Lucy by the Sea (35)



And I slowly understood that William’s relationship to the tower was his relationship to our world as it was right now. He had connected the dots of history that I only vaguely, in my own way, was aware of.

He picked his fork up again and we ate in silence. Through the screens on the porch the sea stretched out before us, making its soft full sound so continuously, and there were the islands straight in front of us, with a lot more green on them now, and the water slapped against the rocks without stopping.

ii

Bob said that it was too hot for him to walk with me, but he still came over and we would sit on the lawn chairs, and sometimes Margaret came with him. If she was not with him he would have a cigarette, which he seemed to get such a kick out of. “Thank you, Lucy,” he would say each time, and wink at me, his mask pulled down below his chin so he could smoke. With Bob, I was always okay-feeling. Even when I could not remember what I was going to say, he would just shrug and tell me, “Don’t worry.” I told him what William had said about our country—the world—being in trouble, and Bob said, “He may be right.”

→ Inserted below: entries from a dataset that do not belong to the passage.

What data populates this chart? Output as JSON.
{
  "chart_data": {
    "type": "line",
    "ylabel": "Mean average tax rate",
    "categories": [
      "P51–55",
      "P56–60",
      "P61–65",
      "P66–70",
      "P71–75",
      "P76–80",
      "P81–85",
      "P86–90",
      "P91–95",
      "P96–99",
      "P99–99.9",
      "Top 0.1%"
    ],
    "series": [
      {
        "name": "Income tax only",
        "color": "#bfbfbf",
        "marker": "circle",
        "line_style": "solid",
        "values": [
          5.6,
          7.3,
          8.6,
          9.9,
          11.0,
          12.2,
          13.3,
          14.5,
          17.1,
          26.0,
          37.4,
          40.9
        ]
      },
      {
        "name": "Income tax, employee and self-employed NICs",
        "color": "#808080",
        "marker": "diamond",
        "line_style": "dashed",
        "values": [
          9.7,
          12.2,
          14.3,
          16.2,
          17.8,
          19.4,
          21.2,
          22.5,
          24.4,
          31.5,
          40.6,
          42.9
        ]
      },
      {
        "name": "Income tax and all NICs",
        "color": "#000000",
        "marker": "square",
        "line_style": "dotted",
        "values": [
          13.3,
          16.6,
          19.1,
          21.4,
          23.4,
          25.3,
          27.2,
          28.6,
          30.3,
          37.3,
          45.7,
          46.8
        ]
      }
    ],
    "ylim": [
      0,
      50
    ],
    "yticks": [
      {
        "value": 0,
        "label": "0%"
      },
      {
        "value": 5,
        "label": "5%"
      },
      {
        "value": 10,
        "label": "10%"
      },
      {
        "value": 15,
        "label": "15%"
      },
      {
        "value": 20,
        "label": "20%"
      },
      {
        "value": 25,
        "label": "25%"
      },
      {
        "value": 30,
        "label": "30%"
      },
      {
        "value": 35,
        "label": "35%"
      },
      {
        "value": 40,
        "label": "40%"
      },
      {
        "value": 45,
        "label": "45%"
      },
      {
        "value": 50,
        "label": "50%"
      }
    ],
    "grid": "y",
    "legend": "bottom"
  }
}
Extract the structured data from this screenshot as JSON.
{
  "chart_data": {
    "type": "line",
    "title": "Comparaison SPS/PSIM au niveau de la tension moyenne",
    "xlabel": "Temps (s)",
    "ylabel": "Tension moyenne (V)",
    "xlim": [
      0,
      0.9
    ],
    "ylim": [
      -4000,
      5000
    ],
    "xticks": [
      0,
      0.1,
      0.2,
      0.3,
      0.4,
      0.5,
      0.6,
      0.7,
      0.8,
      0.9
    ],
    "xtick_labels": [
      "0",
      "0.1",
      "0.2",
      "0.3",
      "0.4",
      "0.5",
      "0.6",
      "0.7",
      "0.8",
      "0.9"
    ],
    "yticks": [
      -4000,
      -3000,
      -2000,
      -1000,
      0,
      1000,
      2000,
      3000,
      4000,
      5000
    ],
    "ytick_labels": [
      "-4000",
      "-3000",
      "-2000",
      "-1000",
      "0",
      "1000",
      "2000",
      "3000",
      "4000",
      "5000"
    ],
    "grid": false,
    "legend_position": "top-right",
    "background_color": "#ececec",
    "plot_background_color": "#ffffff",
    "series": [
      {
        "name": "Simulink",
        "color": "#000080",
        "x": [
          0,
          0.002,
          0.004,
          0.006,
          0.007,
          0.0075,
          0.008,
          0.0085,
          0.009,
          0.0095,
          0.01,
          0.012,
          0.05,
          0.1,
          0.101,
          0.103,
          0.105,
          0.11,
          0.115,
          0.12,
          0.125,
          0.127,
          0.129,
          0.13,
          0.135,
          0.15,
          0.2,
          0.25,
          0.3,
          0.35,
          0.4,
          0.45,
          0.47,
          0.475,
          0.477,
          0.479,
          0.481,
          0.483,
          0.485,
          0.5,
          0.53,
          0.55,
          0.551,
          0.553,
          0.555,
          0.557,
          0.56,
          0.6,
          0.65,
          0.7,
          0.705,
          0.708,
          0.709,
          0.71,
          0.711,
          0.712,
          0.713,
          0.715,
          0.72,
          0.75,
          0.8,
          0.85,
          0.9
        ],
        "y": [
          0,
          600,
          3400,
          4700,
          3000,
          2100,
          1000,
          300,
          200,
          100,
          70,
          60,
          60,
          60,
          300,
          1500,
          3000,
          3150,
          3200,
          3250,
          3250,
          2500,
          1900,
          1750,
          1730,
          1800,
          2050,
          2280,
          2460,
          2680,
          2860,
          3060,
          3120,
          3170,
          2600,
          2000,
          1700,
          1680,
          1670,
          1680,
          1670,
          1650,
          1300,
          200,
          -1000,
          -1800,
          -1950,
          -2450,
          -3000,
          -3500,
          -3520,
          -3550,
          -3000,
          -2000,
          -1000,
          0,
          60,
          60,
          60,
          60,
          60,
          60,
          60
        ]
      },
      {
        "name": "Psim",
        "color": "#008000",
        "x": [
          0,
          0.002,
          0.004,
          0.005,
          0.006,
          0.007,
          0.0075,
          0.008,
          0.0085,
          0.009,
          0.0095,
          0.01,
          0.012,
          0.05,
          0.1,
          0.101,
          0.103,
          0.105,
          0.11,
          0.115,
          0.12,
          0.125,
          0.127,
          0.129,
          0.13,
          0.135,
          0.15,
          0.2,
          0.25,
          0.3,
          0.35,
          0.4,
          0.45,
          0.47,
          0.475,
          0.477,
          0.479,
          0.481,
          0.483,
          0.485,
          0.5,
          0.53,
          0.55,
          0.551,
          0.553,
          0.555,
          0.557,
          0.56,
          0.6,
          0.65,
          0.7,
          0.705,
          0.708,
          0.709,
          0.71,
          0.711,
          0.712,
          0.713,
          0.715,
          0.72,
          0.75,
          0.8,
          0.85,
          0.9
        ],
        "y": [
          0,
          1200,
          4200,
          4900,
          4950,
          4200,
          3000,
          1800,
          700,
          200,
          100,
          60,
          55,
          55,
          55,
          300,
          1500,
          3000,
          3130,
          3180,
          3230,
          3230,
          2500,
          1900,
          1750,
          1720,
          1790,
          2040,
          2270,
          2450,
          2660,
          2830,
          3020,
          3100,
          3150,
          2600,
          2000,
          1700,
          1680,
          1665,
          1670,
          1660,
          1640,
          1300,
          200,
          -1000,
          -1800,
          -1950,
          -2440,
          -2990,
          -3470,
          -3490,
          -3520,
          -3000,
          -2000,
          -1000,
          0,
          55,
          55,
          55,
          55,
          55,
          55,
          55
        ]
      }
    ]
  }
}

With William—he sometimes seemed so far away, and I remembered that this is how he had always been. But also, I noticed—as I said—that I felt an increasing sense of comfort from how familiar he was becoming to me again. Still, I could never really settle into myself. Not for very long. Although it helped to have my music back, and there were those times when I would lie on the couch and listen to classical music on my phone.

But what scared me was that I could not—except when I was listening to the music—remember David in really concrete ways. He slipped and slid in my mind, like he would not hold still. I could not understand it.

iii

The girls called me far less frequently than—in my memory—they used to. I felt them moving away from me, and I knew I was not wrong. I did not understand why. It caused me at times a terrible private anguish. When I spoke to William about it he would shrug and say, “Lucy, let them be.”





I remembered this: The last time I saw my mother, when I went to the hospital in Chicago where she was dying, I was on the phone with the girls at various points, they were in high school, and I worried about them, and my mother—who said almost nothing to me at all during the one night and the next morning that I was there—said this:

“You’re too bound up with those girls. Watch out, they will end up biting you in the back.”

She said that to me, my mother.

And the next morning she asked me quietly to leave. And I left.





But remembering this now, it frightened me. I thought: Did my mother have a vision? And I thought, No, she was only jealous of how much I loved my daughters. But maybe she had had a vision. And I was not the mother I thought I had been.





How will I ever know?

I think some people know. But I will never know.





But I missed them. Oh dear God did I miss those girls. I asked William when we could drive to Connecticut again and see them, and I said that Estelle and Bridget could drive over from Larchmont, and he said maybe one of these days, but not right now. So I let it go.

I had a memory of us standing in that driveway, and how we then sat around the pool, and it had been awkward. And as time went by, the idea of seeing the girls that way again was almost as bad as not seeing them at all.





But I also wondered why they did not offer to come up and see us. Both girls and Michael had already had the virus, surely they could drive up and see us, safe-distancing. When I mentioned to people how much I missed my girls, sometimes a person would say, Why can’t they come up and see you? And I did not dare say: Because apparently they don’t want to. And I was not going to ask them to come. That is not the kind of mother I am, that much I know.

iv

William was finding a new calling.

Lois’s nephew—her brother Dave’s son, called Joe—ran the Trask potato farm these days with his father. The potato farm had had trouble with parasites. William got very interested. He told me that the first time he called Lois’s nephew, Joe referred to him as “Dr. Gerhardt.” Joe spoke at great length with William about the University of Maine at Presque Isle, which had a program that was trying to help with this stuff. William spent a lot of time on the phone with Joe—who William said sounded like “a great fellow”—and he also spent time on the phone with other parasitologists he had worked with over the years who knew more about these particular parasites than William did. And William also researched. At dinner he would tell me about these parasites and what he was doing to help; he would go on and on, and to be truthful I was often made tired by this. But I was glad he was so involved in something. He seemed younger to me.

I felt older every day.





My mother—my real mother, not the nice mother I had made up—once said, “Everyone needs to feel important.” And I thought of this as I listened to William go on about the potato parasites.





There was one night when Bob and Margaret invited us to a small gathering with one other couple at a place on the coast that was doing takeout. And so we went, and it was fine. Their friends were really nice, it seemed to me, and we had—I had—a pleasant enough time. But this is not the point.